Do Nurses at Bermuda Village Retirement Center Stick Around?

Bermuda Village Retirement Center has not reported staff turnover data to CMS. Staff turnover matters because consistent caregivers learn residents' individual needs, medications, and preferences. When staff frequently change, this institutional knowledge is lost. Families should ask the facility directly about their staff retention rates and average employee tenure.

Was Bermuda Village Retirement Center Ever Fined?

Bermuda Village Retirement Center has been fined $12,184 across 3 penalty actions. This is below the North Carolina average of $33,201. While any fine indicates a compliance issue, fines under $50,000 are relatively common and typically reflect isolated problems that were subsequently corrected. Families should ask what specific issues led to these fines and confirm they've been resolved.
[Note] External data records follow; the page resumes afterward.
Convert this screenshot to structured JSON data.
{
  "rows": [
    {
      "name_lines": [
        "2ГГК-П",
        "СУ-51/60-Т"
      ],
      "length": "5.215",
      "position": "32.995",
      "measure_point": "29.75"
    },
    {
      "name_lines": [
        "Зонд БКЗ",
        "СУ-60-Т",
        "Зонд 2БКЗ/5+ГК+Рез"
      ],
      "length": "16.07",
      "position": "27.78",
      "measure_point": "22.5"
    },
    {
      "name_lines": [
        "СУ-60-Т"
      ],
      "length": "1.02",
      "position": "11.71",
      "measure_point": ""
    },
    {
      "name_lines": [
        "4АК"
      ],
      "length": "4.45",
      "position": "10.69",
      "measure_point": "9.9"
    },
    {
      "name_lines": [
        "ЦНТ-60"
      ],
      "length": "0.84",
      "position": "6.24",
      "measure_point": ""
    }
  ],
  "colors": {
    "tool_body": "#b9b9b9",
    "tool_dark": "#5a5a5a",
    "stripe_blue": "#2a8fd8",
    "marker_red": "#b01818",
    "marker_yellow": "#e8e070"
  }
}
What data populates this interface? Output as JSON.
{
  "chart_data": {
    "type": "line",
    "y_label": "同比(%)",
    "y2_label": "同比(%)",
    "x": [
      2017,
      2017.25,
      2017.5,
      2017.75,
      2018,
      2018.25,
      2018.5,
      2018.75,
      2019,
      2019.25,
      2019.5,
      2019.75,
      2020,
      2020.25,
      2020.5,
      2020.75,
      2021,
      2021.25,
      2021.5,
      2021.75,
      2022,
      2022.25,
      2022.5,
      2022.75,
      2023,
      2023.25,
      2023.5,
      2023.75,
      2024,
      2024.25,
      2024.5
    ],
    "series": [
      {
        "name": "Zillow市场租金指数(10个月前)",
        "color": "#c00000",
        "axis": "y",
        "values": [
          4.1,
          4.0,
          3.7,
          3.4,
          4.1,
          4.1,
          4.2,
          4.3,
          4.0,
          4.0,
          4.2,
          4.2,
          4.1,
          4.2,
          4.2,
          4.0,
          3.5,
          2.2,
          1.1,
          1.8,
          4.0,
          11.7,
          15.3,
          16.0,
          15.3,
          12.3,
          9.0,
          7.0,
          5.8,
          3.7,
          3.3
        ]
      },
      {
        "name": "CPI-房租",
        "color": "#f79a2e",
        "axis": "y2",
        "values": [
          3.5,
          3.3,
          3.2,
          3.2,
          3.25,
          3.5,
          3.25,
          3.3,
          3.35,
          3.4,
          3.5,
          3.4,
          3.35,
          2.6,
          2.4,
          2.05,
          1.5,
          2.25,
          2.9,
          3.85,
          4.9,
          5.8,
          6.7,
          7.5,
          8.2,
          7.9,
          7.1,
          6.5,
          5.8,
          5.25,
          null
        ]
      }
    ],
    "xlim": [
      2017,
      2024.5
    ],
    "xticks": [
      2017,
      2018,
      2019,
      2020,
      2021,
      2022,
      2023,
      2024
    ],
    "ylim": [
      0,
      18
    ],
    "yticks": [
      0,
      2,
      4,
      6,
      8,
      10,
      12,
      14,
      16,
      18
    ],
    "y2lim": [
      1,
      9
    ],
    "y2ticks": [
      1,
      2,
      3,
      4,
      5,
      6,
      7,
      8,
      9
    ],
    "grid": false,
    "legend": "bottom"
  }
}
Is Bermuda Village Retirement Center on Any Federal Watch List?

Bermuda Village Retirement Center is not on any federal watch list. The most significant is the Special Focus Facility (SFF) program, which identifies the bottom 1% of nursing homes nationally based on persistent, serious quality problems. Not being on this list means the facility has avoided the pattern of deficiencies that triggers enhanced federal oversight. This is a positive indicator, though families should still review the facility's inspection history directly.